What are the things that I want to remember and that I want to be able to access later on and focus on remembering how to access them? And then keep your mind space for those things that you think will be important for you to know at any point.

Maria Konnikova: So last year a fascinating study came out in the Journal of Science from a team led by Betsy Sparrow at Columbia. And in this study, the scientists showed that people who used Google and who thought that they would be able to access information on a computer later on didn't remember it as well as the people who didn’t think they would have access to it. So you have one kind of key variable: Do you think you’ll be able to use your computer later on to find this information? If the answer is no, you’re going to remember it. If the answer is yes, you're not going to remember it, but you will remember where to find it. So you'll remember where it was stored; you’ll member what the folder was; you’ll remember how to access it on the computer. So it's not that you're not remembering anything; it’s that you’re remembering a very different thing. Do you use your memory to store the actual piece of information? Do you use it to store the retrieval process? 

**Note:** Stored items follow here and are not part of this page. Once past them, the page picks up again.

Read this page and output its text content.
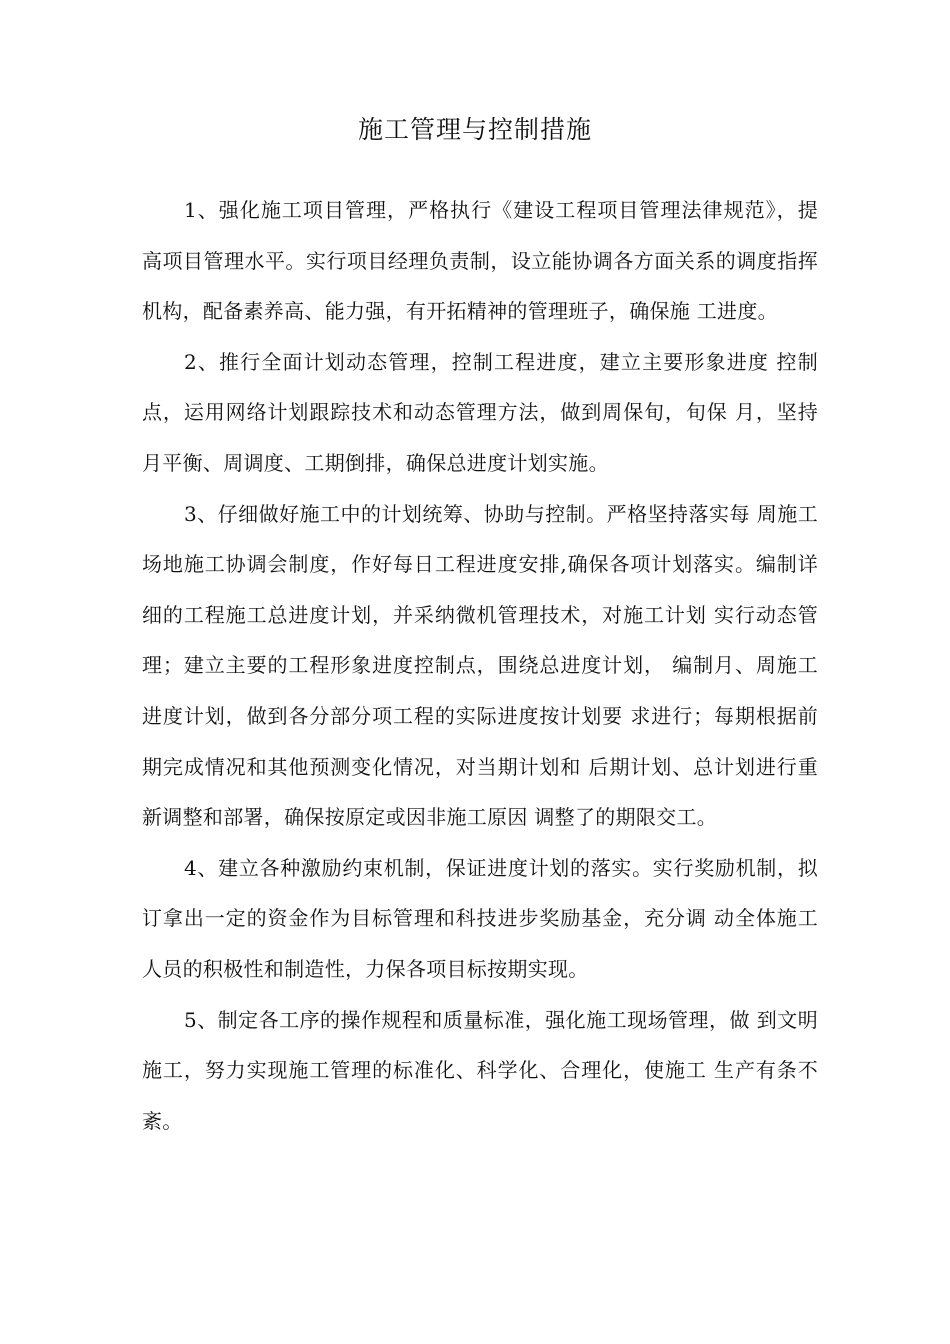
施工管理与控制措施

1、强化施工项目管理，严格执行《建设工程项目管理法律规范》，提 高项目管理水平。实行项目经理负责制，设立能协调各方面关系的调度指挥机构，配备素养高、能力强，有开拓精神的管理班子，确保施 工进度。

2、推行全面计划动态管理，控制工程进度，建立主要形象进度 控制点，运用网络计划跟踪技术和动态管理方法，做到周保旬，旬保 月，坚持月平衡、周调度、工期倒排，确保总进度计划实施。

3、仔细做好施工中的计划统筹、协助与控制。严格坚持落实每 周施工场地施工协调会制度，作好每日工程进度安排,确保各项计划落实。编制详细的工程施工总进度计划，并采纳微机管理技术，对施工计划 实行动态管理；建立主要的工程形象进度控制点，围绕总进度计划， 编制月、周施工进度计划，做到各分部分项工程的实际进度按计划要 求进行；每期根据前期完成情况和其他预测变化情况，对当期计划和 后期计划、总计划进行重新调整和部署，确保按原定或因非施工原因 调整了的期限交工。

4、建立各种激励约束机制，保证进度计划的落实。实行奖励机制，拟订拿出一定的资金作为目标管理和科技进步奖励基金，充分调 动全体施工人员的积极性和制造性，力保各项目标按期实现。

5、制定各工序的操作规程和质量标准，强化施工现场管理，做 到文明施工，努力实现施工管理的标准化、科学化、合理化，使施工 生产有条不紊。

So I take a few things from this. Thing one, technology can be very bad for our memory if we let it be bad for it. So if we always rely on it and if we have this attitude of, oh, I don’t need to remember this because I’ll always be able to look it up, you won’t remember it. And then you won’t have that knowledge in your head and then you won’t have anything in your attic to play with; you won’t have that knowledge base. You won’t be able to be imaginative like Holmes. You won’t be able to reach those conclusions because your attic will be pretty bare. But we can also use it to enhance our memory by saying, okay, I know that there are these great technological benefits. Why don't I use that to create this virtual storage space for myself? So Holmes does this, too. Holmes has files that he accesses and he says, "Watson, you know, look up my file for this case. Look up my file for this case." So he remembers that he has the file. He remembers that there was a case. He doesn’t necessarily remember all of these details.

So you can think of Google as this vastly expanded Holmesian filing system. So you can use it for exactly that. What are the things that I want to remember and that I want to be able to access later on and focus on remembering how to access them? And then keep your mind space for those things that you think will be important for you to know at any point. So the exercise that I like to say for myself is, if I were on a desert island with no power, or I don’t even have to go to a desert island... in Hurricane Sandy, I had no power, no Internet, no cell phone service. Nothing. So if Hurricane Sandy strikes again, and I don’t have anything, do I have everything that I need immediately in my head? What are those things that I really can’t rely on a computer for?